Using DDP with fork fails

Using the DDP example here DDP-based Scaling of Gaudi on PyTorch — Gaudi Documentation 1.6.0 documentation

Tried to replace spawn with fork using the following changes resulted in an error:

import os
import sys
import tempfile
import torch
import torch.distributed as dist
import torch.nn as nn
import torch.optim as optim
import torch.multiprocessing as mp

from torch.nn.parallel import DistributedDataParallel as DDP

import habana_frameworks.torch.core as htcore

device = torch.device(‘hpu’)

def setup(rank, world_size):
os.environ[‘MASTER_ADDR’] = ‘localhost’
os.environ[‘MASTER_PORT’] = ‘12355’
os.environ[“ID”] = str(rank)
#distributed package for HCCL
import habana_frameworks.torch.distributed.hccl
dist.init_process_group(backend=‘hccl’, rank=rank, world_size=world_size)

def cleanup():
dist.destroy_process_group()

class ToyModel(nn.Module):
def init(self):
super(ToyModel, self).init()
self.net1 = nn.Linear(10, 10)
self.relu = nn.ReLU()
self.net2 = nn.Linear(10, 5)

def forward(self, x):
    return self.net2(self.relu(self.net1(x)))

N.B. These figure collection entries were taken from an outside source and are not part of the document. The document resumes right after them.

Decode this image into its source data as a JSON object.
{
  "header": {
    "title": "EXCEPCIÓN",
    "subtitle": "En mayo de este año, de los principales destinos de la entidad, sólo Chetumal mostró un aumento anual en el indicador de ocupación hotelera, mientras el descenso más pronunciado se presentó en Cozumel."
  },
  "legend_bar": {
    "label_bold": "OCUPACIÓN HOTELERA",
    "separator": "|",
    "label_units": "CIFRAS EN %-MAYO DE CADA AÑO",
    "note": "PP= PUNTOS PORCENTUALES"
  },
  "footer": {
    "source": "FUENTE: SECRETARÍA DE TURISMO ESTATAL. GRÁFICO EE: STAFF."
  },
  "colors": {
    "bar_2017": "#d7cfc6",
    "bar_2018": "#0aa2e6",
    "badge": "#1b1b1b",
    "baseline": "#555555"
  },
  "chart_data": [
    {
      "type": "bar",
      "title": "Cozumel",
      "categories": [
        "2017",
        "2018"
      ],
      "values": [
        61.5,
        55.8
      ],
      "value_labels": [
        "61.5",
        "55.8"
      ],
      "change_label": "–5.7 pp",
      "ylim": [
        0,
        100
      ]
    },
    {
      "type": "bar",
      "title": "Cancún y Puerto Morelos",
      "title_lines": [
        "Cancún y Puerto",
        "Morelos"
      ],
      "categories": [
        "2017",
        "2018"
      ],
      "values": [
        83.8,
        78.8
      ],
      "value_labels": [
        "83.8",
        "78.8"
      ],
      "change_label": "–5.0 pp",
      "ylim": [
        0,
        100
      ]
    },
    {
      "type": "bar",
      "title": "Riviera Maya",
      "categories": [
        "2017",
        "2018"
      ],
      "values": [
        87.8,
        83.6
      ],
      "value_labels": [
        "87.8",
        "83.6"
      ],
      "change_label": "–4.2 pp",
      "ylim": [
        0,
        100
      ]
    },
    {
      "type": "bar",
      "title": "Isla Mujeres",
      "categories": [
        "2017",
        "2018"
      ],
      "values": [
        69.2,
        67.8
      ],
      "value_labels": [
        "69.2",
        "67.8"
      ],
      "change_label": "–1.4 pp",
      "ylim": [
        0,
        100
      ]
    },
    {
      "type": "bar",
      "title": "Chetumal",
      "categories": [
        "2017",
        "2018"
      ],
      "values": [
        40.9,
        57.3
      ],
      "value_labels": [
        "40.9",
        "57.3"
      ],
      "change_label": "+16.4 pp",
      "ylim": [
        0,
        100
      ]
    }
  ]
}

def demo_basic(rank, world_size):
print(f"Running basic DDP example on rank {rank}.")
setup(rank, world_size)

model = ToyModel().to(device)
ddp_model = DDP(model)

loss_fn = nn.MSELoss()
optimizer = optim.SGD(ddp_model.parameters(), lr=0.001)

optimizer.zero_grad()
outputs = ddp_model(torch.randn(20, 10).to(device))
labels = torch.randn(20, 5).to(device)
loss_fn(outputs, labels).backward()
optimizer.step()

cleanup()

def run_demo(demo_fn, world_size):
mp.start_processes(demo_fn,
args=(world_size,),
nprocs=world_size,
join=True,
daemon=False,
start_method=‘fork’)

if name == “main”:
world_size = 8
run_demo(demo_basic, world_size)

Got the error:

terminate called after throwing an instance of ‘c10::Error’
what(): Host barrier Key error
Exception raised from hostBarrier at /tmp/pip-req-build-51fpew6w/habana_frameworks/torch/distributed/hccl/ProcessGroupHCCL.cpp:254 (most recent call first):
frame #0: c10::Error::Error(c10::SourceLocation, std::__cxx11::basic_string<char, std::char_traits, std::allocator >) + 0x6c (0x7f3ff826312c in /usr/local/lib/python3.8/dist-packages/torch/lib/libc10.so)
frame #1: c10::detail::torchCheckFail(char const*, char const*, unsigned int, char const*) + 0xf5 (0x7f3ff8240e1f in /usr/local/lib/python3.8/dist-packages/torch/lib/libc10.so)
frame #2: c10d::ProcessGroupHCCL::hostBarrier() + 0x3e7 (0x7f3f31148897 in /usr/local/lib/python3.8/dist-packages/habana_frameworks/torch/distributed/_hccl_C.so)
frame #3: + 0x352a9 (0x7f3f3114a2a9 in /usr/local/lib/python3.8/dist-packages/habana_frameworks/torch/distributed/_hccl_C.so)
frame #4: habana_helpers::JobThread::threadFunction() + 0xda (0x7f3f31159aba in /usr/local/lib/python3.8/dist-packages/habana_frameworks/torch/distributed/_hccl_C.so)
frame #5: + 0xd6de4 (0x7f400dae0de4 in /lib/x86_64-linux-gnu/libstdc++.so.6)
frame #6: + 0x8609 (0x7f400f302609 in /lib/x86_64-linux-gnu/libpthread.so.0)
frame #7: clone + 0x43 (0x7f400f43c133 in /lib/x86_64-linux-gnu/libc.so.6)

Hi,

Thanks for the post. Are you using 1.5 or 1.6 release?

using 1.5 release. Is it different code than 1.6?

I tried it on 1.6 and it seems to work. Can you please try it on 1.6 and see if it helps.